#Pridematters: Ellie’s story

07 August 2018 . United Kingdom

Bupa Global’s Heather McLean shares her daughter Eleanor-Rae’s (Ellie) story after attending her first Pride event this weekend.
Ellie at Pride

"Let me start by saying that I am a very proud mother of four, and also a proud grandmother of one.

When my first daughter Eleanor-Rae was born I was in awe of her from the beginning. She was a strong soul and I felt (still feel) honoured to have been chosen as her mother. She was always wilful, confident and happy. But when she was at secondary school, I noticed a change in her, both physically and emotionally as one would expect, but there was something more.

Her behaviour at school had become awful. She was arguing with teachers and fighting with other pupils, and this had seemingly come out of nowhere. Ellie’s behaviour at home was no better. We argued constantly.

We decided enough was enough, and wanted to get to the bottom of it so we had a family meeting where after lots of probing, Ellie spoke about how she was being bullied and taunted at school by other pupils and also online. She also told us some huge news. She was gay.

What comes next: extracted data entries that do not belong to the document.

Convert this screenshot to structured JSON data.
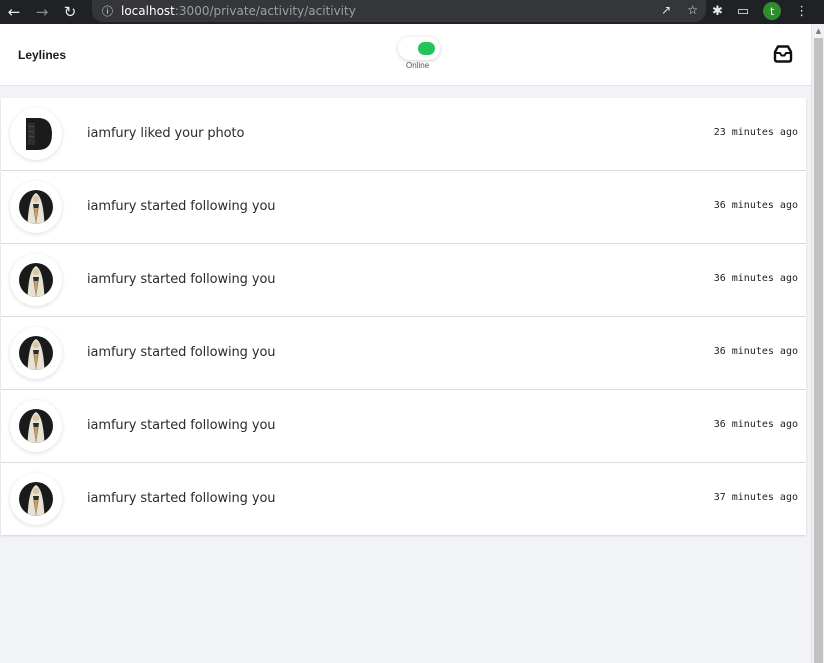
{
  "browser": {
    "url_host": "localhost",
    "url_path": ":3000/private/activity/acitivity",
    "profile_initial": "t"
  },
  "header": {
    "brand": "Leylines",
    "status_label": "Online",
    "status_color": "#23c45a"
  },
  "activities": [
    {
      "text": "iamfury liked your photo",
      "time": "23 minutes ago",
      "avatar": "photo-thumbnail"
    },
    {
      "text": "iamfury started following you",
      "time": "36 minutes ago",
      "avatar": "user-avatar"
    },
    {
      "text": "iamfury started following you",
      "time": "36 minutes ago",
      "avatar": "user-avatar"
    },
    {
      "text": "iamfury started following you",
      "time": "36 minutes ago",
      "avatar": "user-avatar"
    },
    {
      "text": "iamfury started following you",
      "time": "36 minutes ago",
      "avatar": "user-avatar"
    },
    {
      "text": "iamfury started following you",
      "time": "37 minutes ago",
      "avatar": "user-avatar"
    }
  ]
}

We had not seen it coming, but it mattered little to us who our little girl loved. Love is love.

She seemed quite shocked and relieved that we felt this way as her peers apparently had made it clear she was a freak and would be rejected by us when we found out. She also said the school were aware of what was going on but had done very little. I was absolutely incensed.

She had gone through all of this over nearly a year and a half on her own feeling like no one was on her side. As a mother I felt I had really let her down. So we changed what happened at home. We opened conversations with her and let her know that home was sanctuary - always. We would fight her corner.

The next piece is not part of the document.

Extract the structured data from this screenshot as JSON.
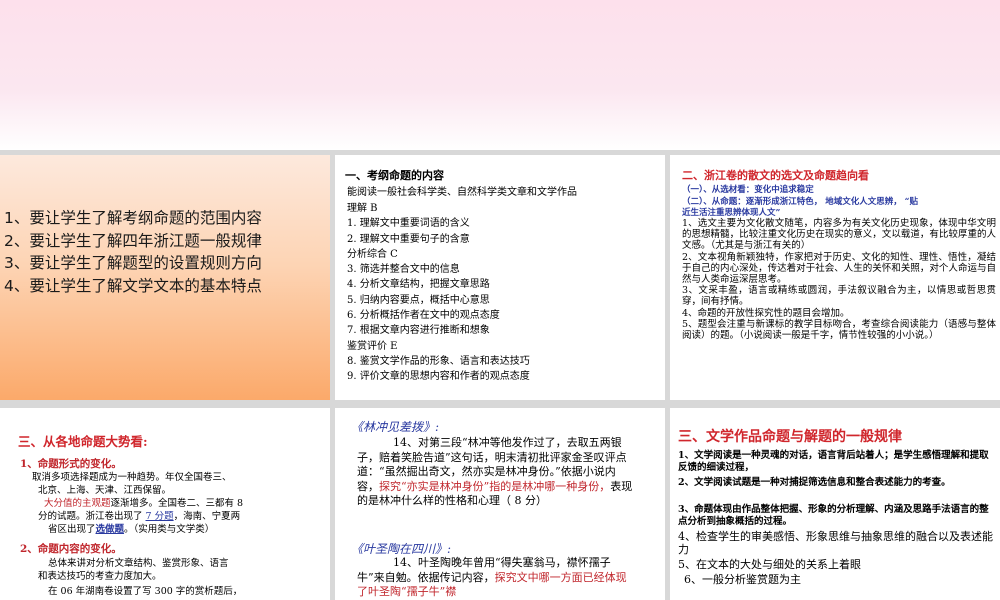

We fought hard with the school, but while there seemed to be sympathy, the cause was not fully being investigated and the online bullying was considered out of their remit. After many meetings we eventually got the point across that this form of bullying was absolutely and unequivocally unacceptable.

Once this was being dealt with, her behaviour started to improve. It wasn’t a smooth ride. It wasn’t easy. But it was a start.

Her mental health suffered greatly as a result of all the stress and she was put on medication and we sought counselling alongside talking with her as openly as she needed at home.

To hear that your child wants to die just because she is gay is heart-breaking.

I received a lot of support through my service manager at the time, and my colleagues were amazing. It was so great to feel support in my workplace. I cannot even begin to tell you how important that was for me to feel that my colleagues were in my corner. Every time I got a dreaded school phone call, I knew I was not alone.

Brighton is a wonderfully inclusive and diverse place anyway, but I certainly feel that the Bupa values we live by here in the business are at the very heart of human diversity and the embracing of culture. I am very proud to work here. I also used the Bupa health benefits line to talk to someone about the stress the situation had caused me and this support, in turn, helped me to support my daughter. It was invaluable.

Ellie has recently passed a two-year Level 3 art course at the Brighton MET, and has really come out of her shell.

This year was her first Pride. I was proud to go with her as her most staunch ally along with her partner Katie.

I would be lying if I said the bullying hasn’t left its awful mark on her. But with love and patience you really can achieve anything. I am so proud of her I could burst."